O crime aconteceu em junho de 2022, no apartamento das vítimas, no Jardim Botânico, Zona Sul da capital.

Segundo a denúncia apresentada pelo Ministério Público do Rio de Janeiro (MPRJ), Cristiano cometeu o duplo homicídio de forma premeditada, por motivo torpe, com extrema crueldade e impedindo qualquer chance de defesa das vítimas.

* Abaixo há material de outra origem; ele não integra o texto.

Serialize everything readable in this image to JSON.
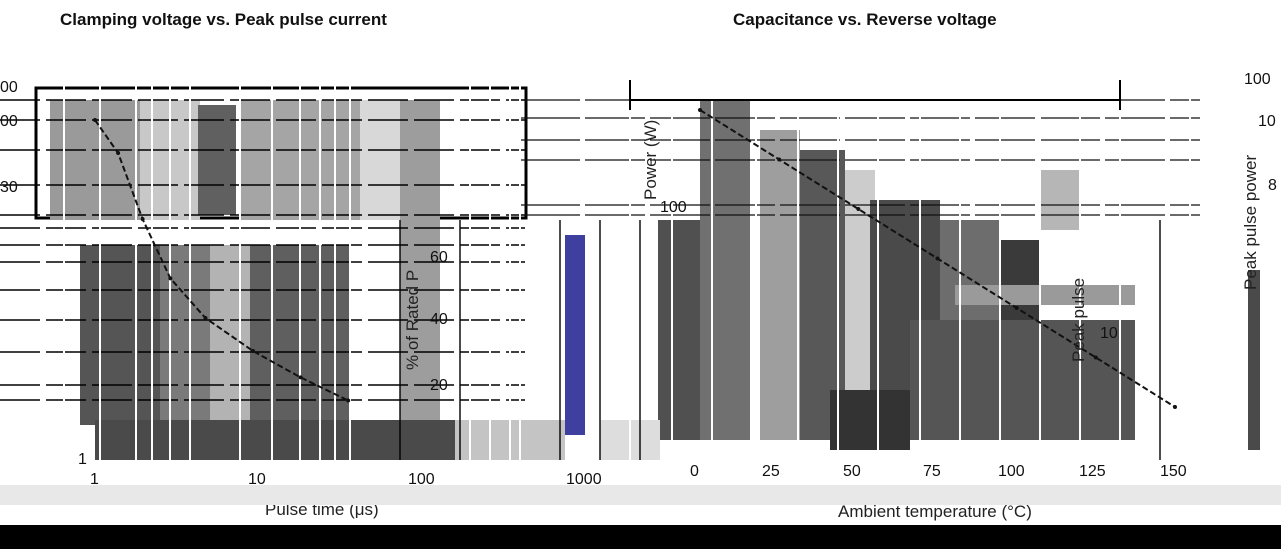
{
  "titles": {
    "left": "Clamping voltage vs. Peak pulse current",
    "right": "Capacitance vs. Reverse voltage"
  },
  "chart_data": [
    {
      "type": "line",
      "title": "",
      "xlabel": "Pulse time (μs)",
      "ylabel": "",
      "x_ticks": [
        "1",
        "10",
        "100",
        "1000"
      ],
      "y_ticks_left": [
        "1"
      ],
      "xscale": "log",
      "xlim": [
        1,
        1000
      ],
      "series": [
        {
          "x": [
            1,
            1.4,
            2,
            3,
            5,
            10,
            20,
            40
          ],
          "y": [
            100,
            90,
            70,
            52,
            40,
            30,
            22,
            15
          ]
        }
      ]
    },
    {
      "type": "line",
      "title": "",
      "xlabel": "Ambient temperature (°C)",
      "ylabel": "% of Rated P",
      "x_ticks": [
        "0",
        "25",
        "50",
        "75",
        "100",
        "125",
        "150"
      ],
      "y_ticks": [
        "20",
        "40",
        "60",
        "100"
      ],
      "xlim": [
        0,
        150
      ],
      "ylim": [
        0,
        100
      ],
      "series": [
        {
          "x": [
            0,
            25,
            50,
            75,
            100,
            125,
            150
          ],
          "y": [
            100,
            85,
            70,
            55,
            40,
            25,
            10
          ]
        }
      ]
    }
  ],
  "fragments": {
    "left_axis_partial": [
      "00",
      "00",
      "30"
    ],
    "right_axis_partial": [
      "100",
      "10",
      "8"
    ],
    "power_label": "Peak pulse power",
    "power_tick": "100",
    "power_ylabel": "Power (W)",
    "pulse_label": "Peak pulse",
    "pulse_tick": "10",
    "rated_label": "% of Rated P"
  }
}
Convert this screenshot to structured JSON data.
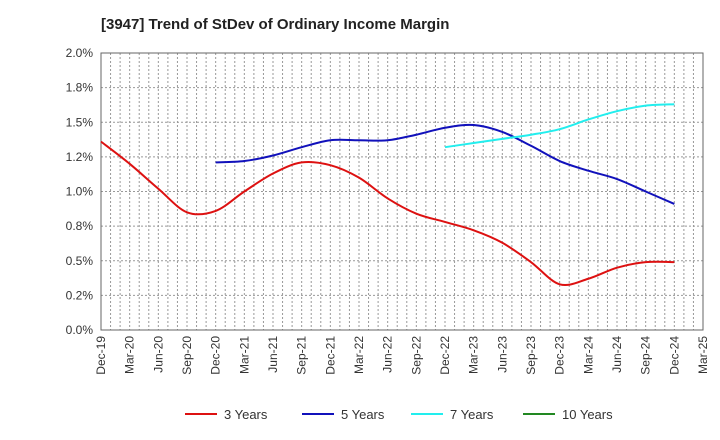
{
  "chart_data": {
    "type": "line",
    "title": "[3947]  Trend of StDev of Ordinary Income Margin",
    "xlabel": "",
    "ylabel": "",
    "ylim": [
      0,
      2.0
    ],
    "y_ticks": [
      "0.0%",
      "0.2%",
      "0.5%",
      "0.8%",
      "1.0%",
      "1.2%",
      "1.5%",
      "1.8%",
      "2.0%"
    ],
    "y_tick_values": [
      0,
      0.25,
      0.5,
      0.75,
      1.0,
      1.25,
      1.5,
      1.75,
      2.0
    ],
    "x": [
      "Dec-19",
      "Mar-20",
      "Jun-20",
      "Sep-20",
      "Dec-20",
      "Mar-21",
      "Jun-21",
      "Sep-21",
      "Dec-21",
      "Mar-22",
      "Jun-22",
      "Sep-22",
      "Dec-22",
      "Mar-23",
      "Jun-23",
      "Sep-23",
      "Dec-23",
      "Mar-24",
      "Jun-24",
      "Sep-24",
      "Dec-24",
      "Mar-25"
    ],
    "grid": true,
    "legend_position": "bottom",
    "series": [
      {
        "name": "3 Years",
        "color": "#dd1111",
        "values": [
          1.36,
          1.2,
          1.02,
          0.85,
          0.86,
          1.0,
          1.13,
          1.21,
          1.19,
          1.1,
          0.95,
          0.84,
          0.78,
          0.72,
          0.63,
          0.49,
          0.33,
          0.37,
          0.45,
          0.49,
          0.49,
          null
        ]
      },
      {
        "name": "5 Years",
        "color": "#1111bb",
        "values": [
          null,
          null,
          null,
          null,
          1.21,
          1.22,
          1.26,
          1.32,
          1.37,
          1.37,
          1.37,
          1.41,
          1.46,
          1.48,
          1.43,
          1.33,
          1.22,
          1.15,
          1.09,
          1.0,
          0.91,
          null
        ]
      },
      {
        "name": "7 Years",
        "color": "#22eeee",
        "values": [
          null,
          null,
          null,
          null,
          null,
          null,
          null,
          null,
          null,
          null,
          null,
          null,
          1.32,
          1.35,
          1.38,
          1.41,
          1.45,
          1.52,
          1.58,
          1.62,
          1.63,
          null
        ]
      },
      {
        "name": "10 Years",
        "color": "#228822",
        "values": [
          null,
          null,
          null,
          null,
          null,
          null,
          null,
          null,
          null,
          null,
          null,
          null,
          null,
          null,
          null,
          null,
          null,
          null,
          null,
          null,
          null,
          null
        ]
      }
    ]
  }
}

O militar está preso preventivamente desde o dia do crime, quando foi detido em flagrante no local. A Justiça entende que ele ainda representa risco à integridade do ex-companheiro e filho das vítimas, Felipe Coelho.

Crime por vingança
De acordo com a denúncia do MPRJ, o oficial da Marinha surpreendeu as vítimas durante a madrugada de 25 de junho de 2022, quando elas já estavam deitadas em um sofá-cama.

O ataque foi brutal, com um “elevado número” de facadas, caracterizando meio cruel e impossibilidade de defesa. Para o juiz Alexandre Abrahão, responsável por levar o caso a júri, o crime teve como motivação uma vingança.

Cristiano estaria inconformado com o término do relacionamento com Felipe e, com o objetivo de causar-lhe sofrimento extremo, assassinou os pais do ex-companheiro. Na decisão, o magistrado destacou que o réu “ainda nutre intenso desejo de impor sofrimento e punição” ao ex-namorado.

Em uma das audiências preparatórias, Felipe pediu para prestar depoimento sem a presença do acusado, alegando temor e abalo emocional. O juiz atendeu ao pedido, considerando necessário garantir “o mínimo de paz e segurança” à testemunha.

Cristiano responde por homicídio triplamente qualificado. As qualificadoras apontadas pela acusação são:

Motivo torpe: desejo de vingança pelo fim do relacionamento com o filho das vítimas;
Meio cruel: uso de múltiplas facadas, causando sofrimento intenso;
Dificuldade de defesa: vítimas foram atacadas enquanto dormiam.
Relembre o caso
O crime aconteceu na madrugada de um sábado, no apartamento onde Cristiano morava com Felipe, mesmo após a separação do casal. Segundo a investigação, os dois estavam rompidos havia cerca de dois meses, após uma agressão cometida por Cristiano.

Na noite anterior ao crime, Felipe havia saído para uma festa em Ipanema. Tomado por uma crise de ciúmes, Cristiano teria decidido se vingar.

Durante a madrugada, matou os pais do ex-companheiro, que estavam hospedados no apartamento.

Para atrair Felipe de volta para casa, o oficial ligou dizendo que a mãe do rapaz estaria passando mal. Quando Felipe retornou, encontrou os pais mortos na sala.

Cristiano foi encontrado dopado no apartamento e preso em flagrante. Desde então, ele permanece em prisão preventiva à disposição da Justiça.